После этих слов эльфийка ушла не оглядываясь, Рукс провожал её глазами полными грусти и немного поскуливал от накала нашего разговора, будто по-настоящему всё понимал.
На моём искажённом лице отразились все эмоции, безнадёга, опустошённость, угнетённость и другие, все не из лучших. А главенствовал над всеми гнев, ярость на несовершенство Эруфума, на пробравшиеся и сюда идеи неизменности и застоя, отречения от всего нового, хоть и желанного. Держался я лишь до того момента, как она ушла. Так же как и пришла, не попрощавшись, не сказав ни слова, полностью оправдав мою уверенность в том, что дальнейший разговор не имеет смысла.
Я выпустил эту ярость и побежал. Осознание куда бегу и как огибаю препятствия отключилось, временами я заскакивал на спину ракента и мчался верхом, управляя им подчинением. Очнулся, лишь когда оказался в Долине надутых одурей. Воспоминания казались чем-то неприятным, последние события всё перевернули с ног на голову. И эти твари, что кусали меня! С них началась моя влюблённость в светлую эльфийку. Когда она не просто проявляла сострадание, а уже заботу.
В гневе выхватив оружие, я рубил эти горячо любимые ею ветви деревьев, топтал её любимые цветы. А когда выбежал на поляну с небольшой стайкой непуганых поддрунных кримов, на глаза попался тот самый ядовито-зелёный, что меня покусал. Как ни в чём не бывало он стоял и пощипывал траву.

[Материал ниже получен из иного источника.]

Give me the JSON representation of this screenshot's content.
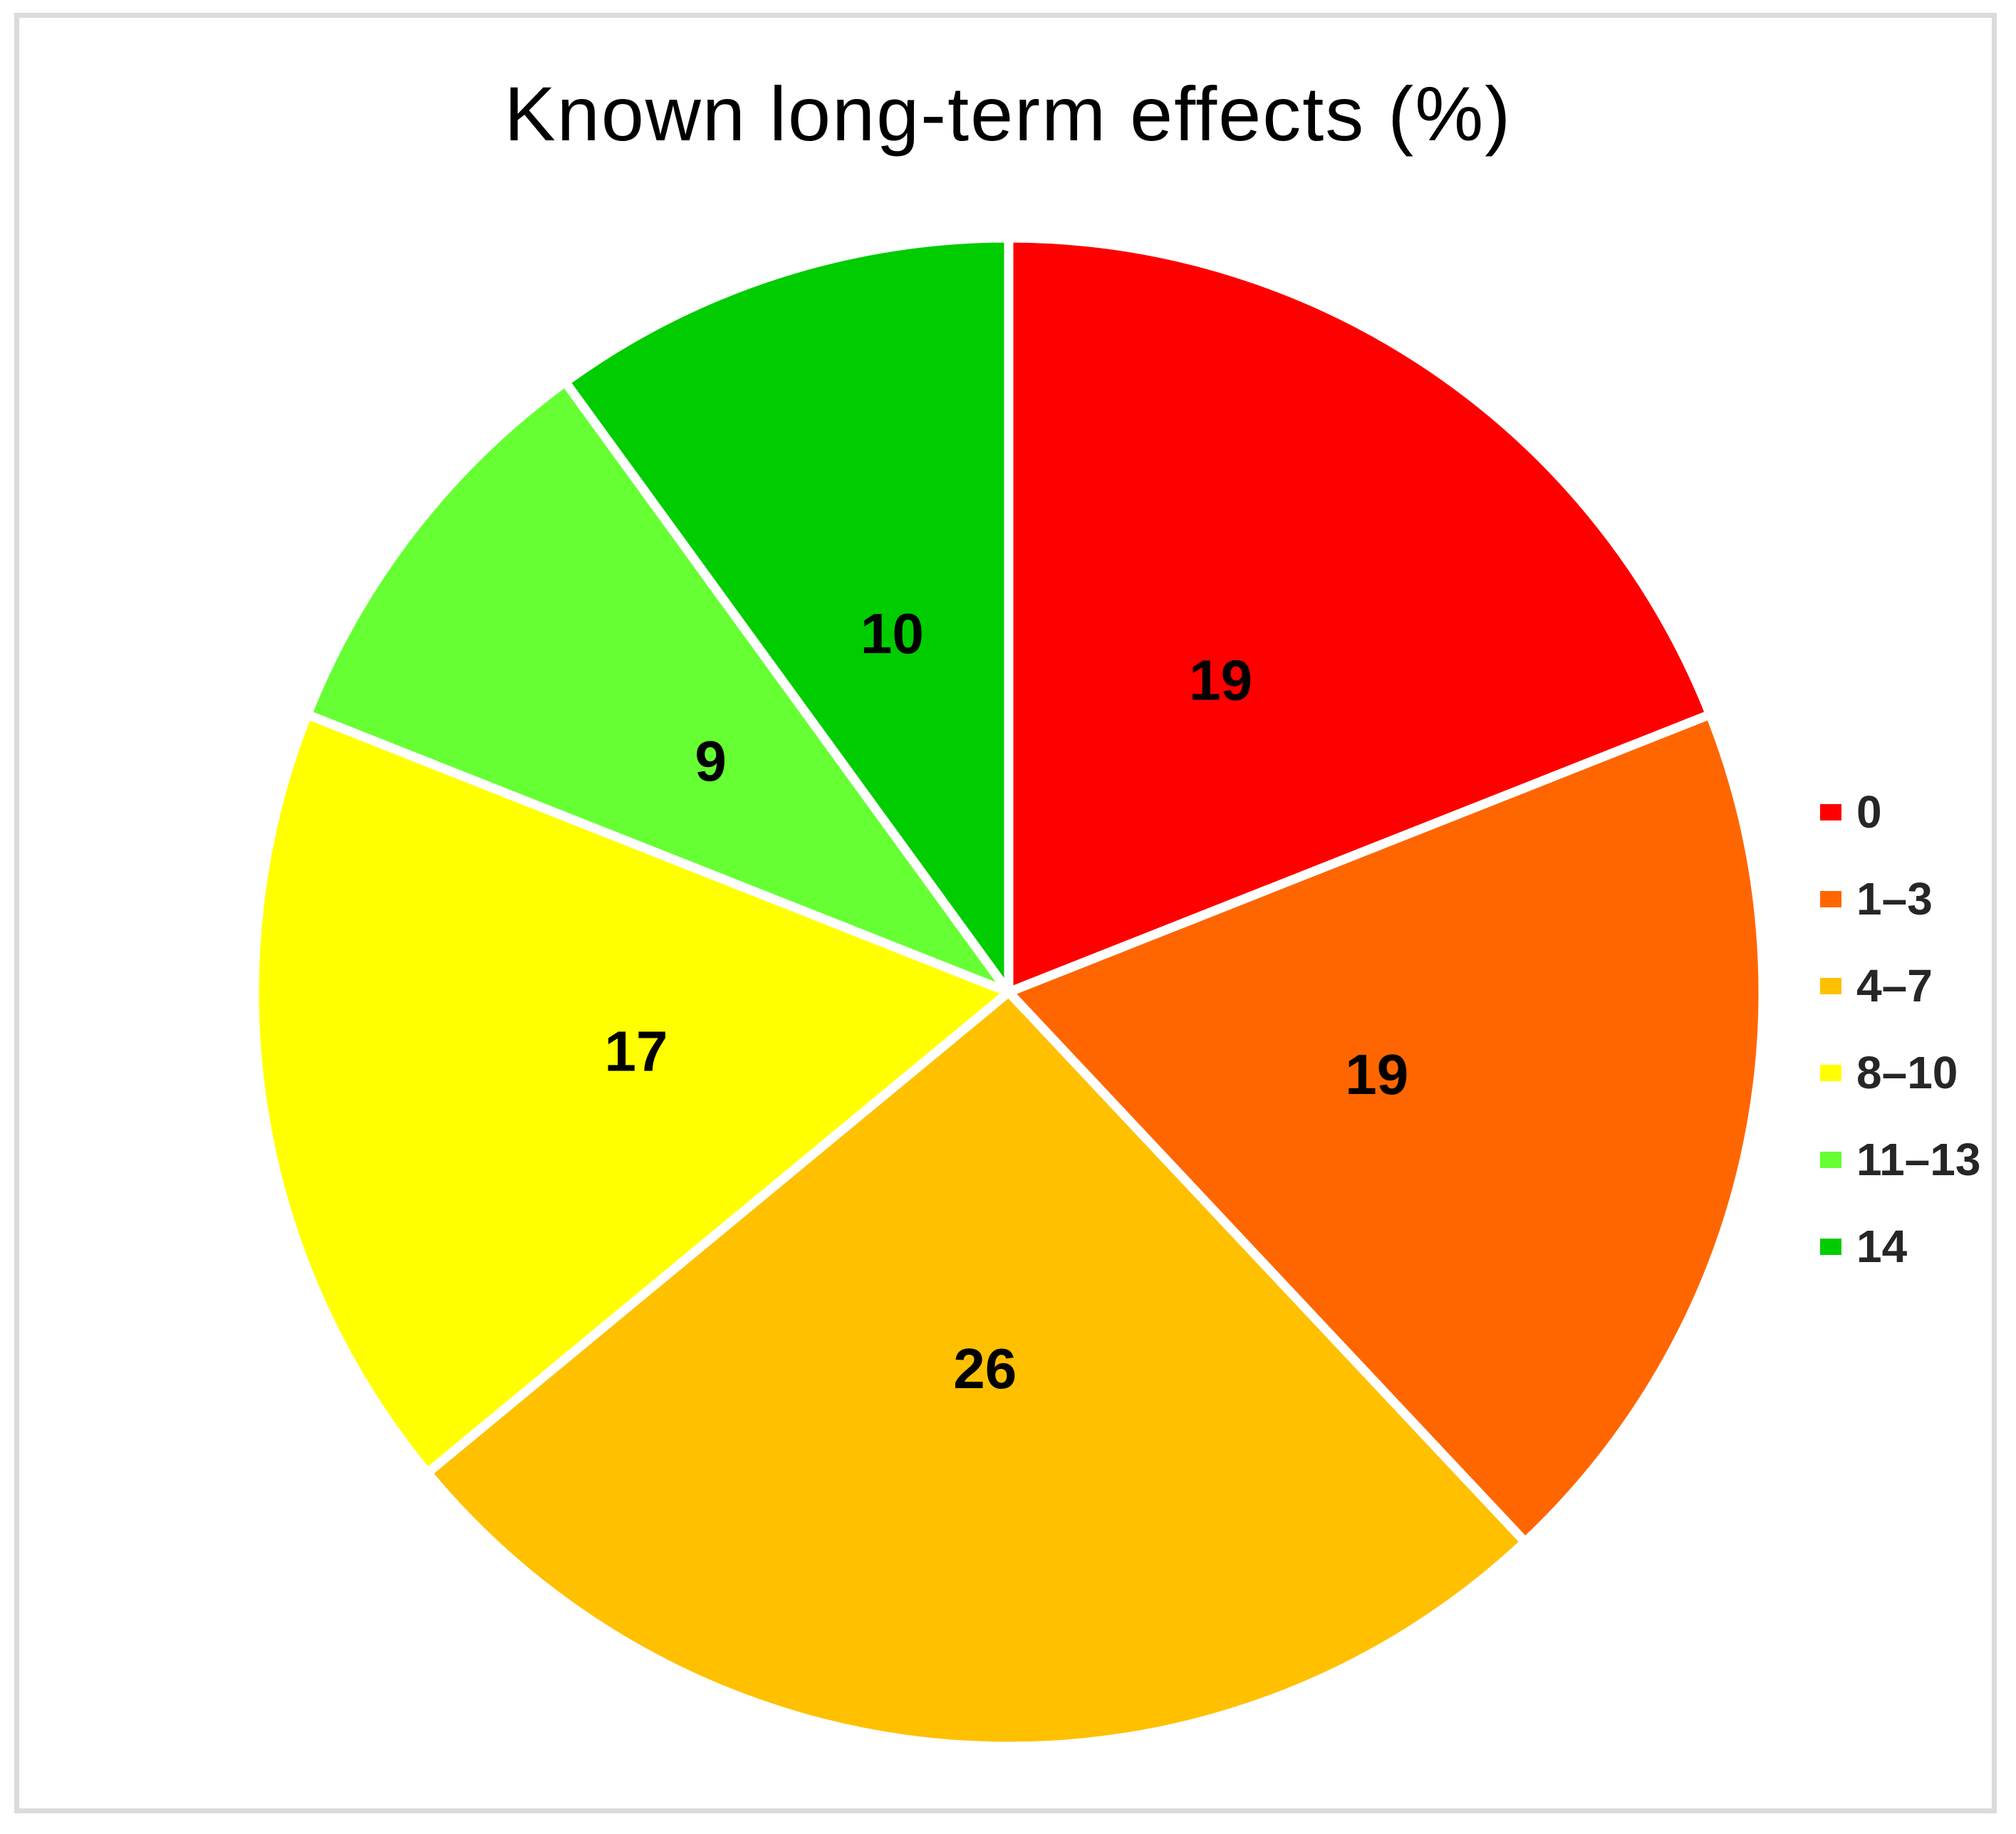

В глазах стало мелькать, я словно переключался с обычного зрения на истинное, природное. Только окрашено оно было красноватым оттенком. Я окончательно установил магическое зрение и машинально отмахнулся от зелёного крима, который как раз повернулся в мою сторону. Я вложил всю ненависть в движение, будто этим мог как-то развеять свою боль утраты. Эффект вышел неожиданный. Ящер сначала стал разгоняться, но затем, красные вплетения, что были видны в истинном зрении, натянулись и лопнули. Их будто удерживали и дёргали, пока не порвали окончательно. Вернулось обычное зрение и тут я увидел окровавленное тело крима. Кожа его в нескольких местах разорвалась, будто из него что-то вытянули.
Не помня себя, я стал кромсать невинных ящеров, которые не успели вовремя скрыться. Часть всё же убежала, но несколько особей до последнего боролись, вгрызались мне в руки, ноги и даже пытались прыгнуть, дотянувшись до шеи. Среди них не было ядовитых и, не скованный ограничениями, я использовал кинжалы максимально эффективно. Я не замечал их укусов, колол и кромсал, вспарывал животы и перерезал глотки, пока не убил последнего самого старого крима.
На меня словно наплыло кровавое безумие, не ощущая ничего, кроме неистовой ярости, я бежал дальше и резал всех попавшихся на пути зверей. Живых мохнатых, ползающих и даже пернатых, которые не успевали упорхнуть в свою родную стихию.